The City will spend less in virtually every major area of controllable spending except for education, where City funding will again increase.       

The City’s Improving Economy

Tax revenues continue to rebound as the city’s economy continues a gradual recovery. New York City has regained 65 percent of the private sector jobs lost during the recession, while the rest of the country has only gained back 36 percent. The city now is expected to recover all jobs lost during the recession by the end of 2013, one year sooner than the rest of the country. 

Pensions

The Preliminary Budget assumes the City’s Independent Actuary will make a series of changes to the actuarial assumptions that determine the City’s pension bill, including an expected change in the assumed rate of return from 8.0 percent to 7.0 percent. The Preliminary Budget estimates the changes will increase the City’s pension costs by $575 million in FY 2012 and FY 2013 – bringing the City total pension costs to $7.8 billion in FY 2012 and $8.0 billion in FY 2013. The Preliminary Budget funds these increased costs by utilizing dollars the City specifically reserved over the last two years in anticipation of the actuary’s actions and the increased costs. The City had reserved $1 billion in FY 2012 and $1 billion in FY 2013 in anticipation of the actuary’s changes and the City will use the reminder of the reserve funding to help close the budget gap.

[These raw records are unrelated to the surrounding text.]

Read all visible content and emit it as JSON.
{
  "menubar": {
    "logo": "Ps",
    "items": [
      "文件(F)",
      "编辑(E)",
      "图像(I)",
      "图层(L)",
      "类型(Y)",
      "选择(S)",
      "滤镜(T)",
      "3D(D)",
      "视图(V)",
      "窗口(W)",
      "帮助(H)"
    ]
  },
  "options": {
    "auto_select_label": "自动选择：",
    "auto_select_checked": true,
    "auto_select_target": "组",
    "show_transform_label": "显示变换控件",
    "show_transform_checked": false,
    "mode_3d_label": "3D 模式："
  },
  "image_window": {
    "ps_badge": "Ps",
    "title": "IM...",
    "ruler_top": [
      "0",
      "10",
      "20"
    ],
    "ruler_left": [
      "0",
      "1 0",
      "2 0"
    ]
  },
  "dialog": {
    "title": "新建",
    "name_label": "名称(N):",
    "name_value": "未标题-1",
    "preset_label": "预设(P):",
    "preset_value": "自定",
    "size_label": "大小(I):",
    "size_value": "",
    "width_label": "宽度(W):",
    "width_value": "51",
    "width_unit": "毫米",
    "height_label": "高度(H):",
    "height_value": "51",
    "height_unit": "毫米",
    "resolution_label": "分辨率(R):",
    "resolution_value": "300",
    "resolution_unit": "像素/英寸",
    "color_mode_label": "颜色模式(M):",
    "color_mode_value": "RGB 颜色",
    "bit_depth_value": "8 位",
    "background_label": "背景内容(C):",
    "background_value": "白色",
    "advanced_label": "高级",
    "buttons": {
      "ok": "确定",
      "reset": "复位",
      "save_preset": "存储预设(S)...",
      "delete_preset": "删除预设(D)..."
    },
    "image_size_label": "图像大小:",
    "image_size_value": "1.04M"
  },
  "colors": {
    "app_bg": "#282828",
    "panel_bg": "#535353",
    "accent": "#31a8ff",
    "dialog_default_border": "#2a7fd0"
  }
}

Since FY 2002, City funded pension costs have now increased by nearly 500 percent, rising from $1.3 billion to $8.0 billion in FY 2013.

The City’s pension funds have produced an average return of 5.6 percent over the last ten years and pensions systems across the country have reduced their assumed rate of return in recent years. Pensions systems in Delaware, the District of Columbia, Illinois, Indiana, Virginia, Wisconsin and more have recently reduced their assumed rate of return.

Capital Spending

The Preliminary Budget increases the City’s five-year capital construction program to $39.4 billion, up nearly $700 million.

Headcount

The City’s full-time and full-time equivalent headcount in FY 2013 Preliminary Budget is 291,326, a reduction of 20,478 positions (6.6 percent) since the start of the Bloomberg Administration. The City’s December 31, 2001 full-time and full-time equivalent headcount was 311,804.

Out-Year Gaps

The Mayor also announced today that while the Preliminary Budget for FY 2013 presents a balanced budget, New York City will still face budget gaps of approximately $3.0 billion in FY 2014, $3.5 billion in FY 2015 and $3.4 billion FY 2016.